Hoodwinked! (2005)
7/10
An Unevenly Demented Treat
22 July 2006
Warning: Spoilers
With the recent wave of wacky PG-rated CGI films and the never-ending fad of the fractured fairy tale, the low-budget B-List Hoodwinked still has a new trick or two for us.

It's a different take on the Red Riding Hood tale: the gruff Chief Grizzly is about to take in Red, Granny, the Wolf, and the Woodsman for breaking and entering, wielding an axe without a license, and possible connections to the current rash of goodie thefts, but the mild-mannered frog sleuth Nicky "Flippers" decides to take over investigations. From here, the four main characters each tell their sides of the story to clear up just what happened that fateful day.

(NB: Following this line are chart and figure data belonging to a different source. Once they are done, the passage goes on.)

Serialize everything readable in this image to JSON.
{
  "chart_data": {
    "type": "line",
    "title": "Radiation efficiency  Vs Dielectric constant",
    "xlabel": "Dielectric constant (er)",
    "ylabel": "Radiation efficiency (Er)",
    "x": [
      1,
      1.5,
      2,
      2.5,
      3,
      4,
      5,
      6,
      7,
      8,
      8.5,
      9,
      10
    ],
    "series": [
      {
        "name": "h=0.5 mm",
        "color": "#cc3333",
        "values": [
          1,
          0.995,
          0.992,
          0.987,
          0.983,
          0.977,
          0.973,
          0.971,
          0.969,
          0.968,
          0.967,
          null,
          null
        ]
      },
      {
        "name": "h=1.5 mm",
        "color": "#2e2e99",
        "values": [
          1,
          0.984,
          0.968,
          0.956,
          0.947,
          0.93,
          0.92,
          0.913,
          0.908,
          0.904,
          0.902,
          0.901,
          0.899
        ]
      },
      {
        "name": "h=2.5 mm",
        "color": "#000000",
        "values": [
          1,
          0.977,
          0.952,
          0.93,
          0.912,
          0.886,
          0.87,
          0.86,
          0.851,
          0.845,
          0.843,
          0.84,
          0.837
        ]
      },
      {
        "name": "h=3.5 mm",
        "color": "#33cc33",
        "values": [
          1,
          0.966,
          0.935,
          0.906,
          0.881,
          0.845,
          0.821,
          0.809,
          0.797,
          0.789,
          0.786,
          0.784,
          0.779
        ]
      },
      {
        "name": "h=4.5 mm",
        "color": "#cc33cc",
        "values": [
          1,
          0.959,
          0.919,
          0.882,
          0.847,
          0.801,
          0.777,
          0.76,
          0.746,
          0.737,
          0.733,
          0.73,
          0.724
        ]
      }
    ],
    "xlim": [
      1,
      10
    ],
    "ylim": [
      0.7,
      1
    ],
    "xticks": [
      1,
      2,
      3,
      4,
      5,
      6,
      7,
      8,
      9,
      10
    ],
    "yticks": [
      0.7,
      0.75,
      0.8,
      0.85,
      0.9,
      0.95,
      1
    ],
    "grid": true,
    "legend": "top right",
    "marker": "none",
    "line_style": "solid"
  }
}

This film is rather uneven, and one must expect that from what we are given. All the characters have something hidden in their characters: Red is a black-belt karate champion; Granny is doing extreme-sports (and she won't even tell her own granddaughter!); and the Wolf is a Fletch-inspired undercover journalist accompanied by a hyperactive squirrel photographer. These are the sort of jokes just bordering on the edge of cliché. So why is the Woodsman's tale so good? Kirk is not actually a Woodsman but a faintly Austrian actor. His Schnitzel song (which he sings as he sells Schnitzel-on-a-Stick to the children as a day job) and his first attempts at woodcutting (which he takes up to get in the mindset for a Paul Bunion Cream commercial) are comic highlights.

And these gags are surprisingly effective thanks to the rather jumpy animation. Most CGI animation is very fluid, true to life, but in Hoodwinked, the characters which are animated least fluidly make the best impression as they cut suddenly between poses. It's almost as if this movie could be a bit better hand-drawn rather than computer-animated. Watch the Woodsman and Twitchy the Squirrel; it's been a long time since somebody's facial expressions have made me laugh.

SPOILER: Nothing is remarkable about the voicework except for Andy Dick as Red's rabbit friend Boingo. Encountering each of the four main characters with a sort of David Spade snarkiness, Boingo's flair is all the more invigorating when we find that it is actually Boingo who is the evil genius behind the goodie robberies. His command to henchman Keith is memorable, and the simple demented glee with which he relishes his plot is darkly hilarious. (If I could just find a picture of Boingo, he'll become my new message-board avatar.)

This is truly something completely different. A lot of it is your standard (if interestingly twisted) take on the fractured fairy tale, but every now and then there is a minute of unmitigated hilarity. All-in-all, it's something I'd recommend you rent at Hollywood Video for one night with your Monty Python friends.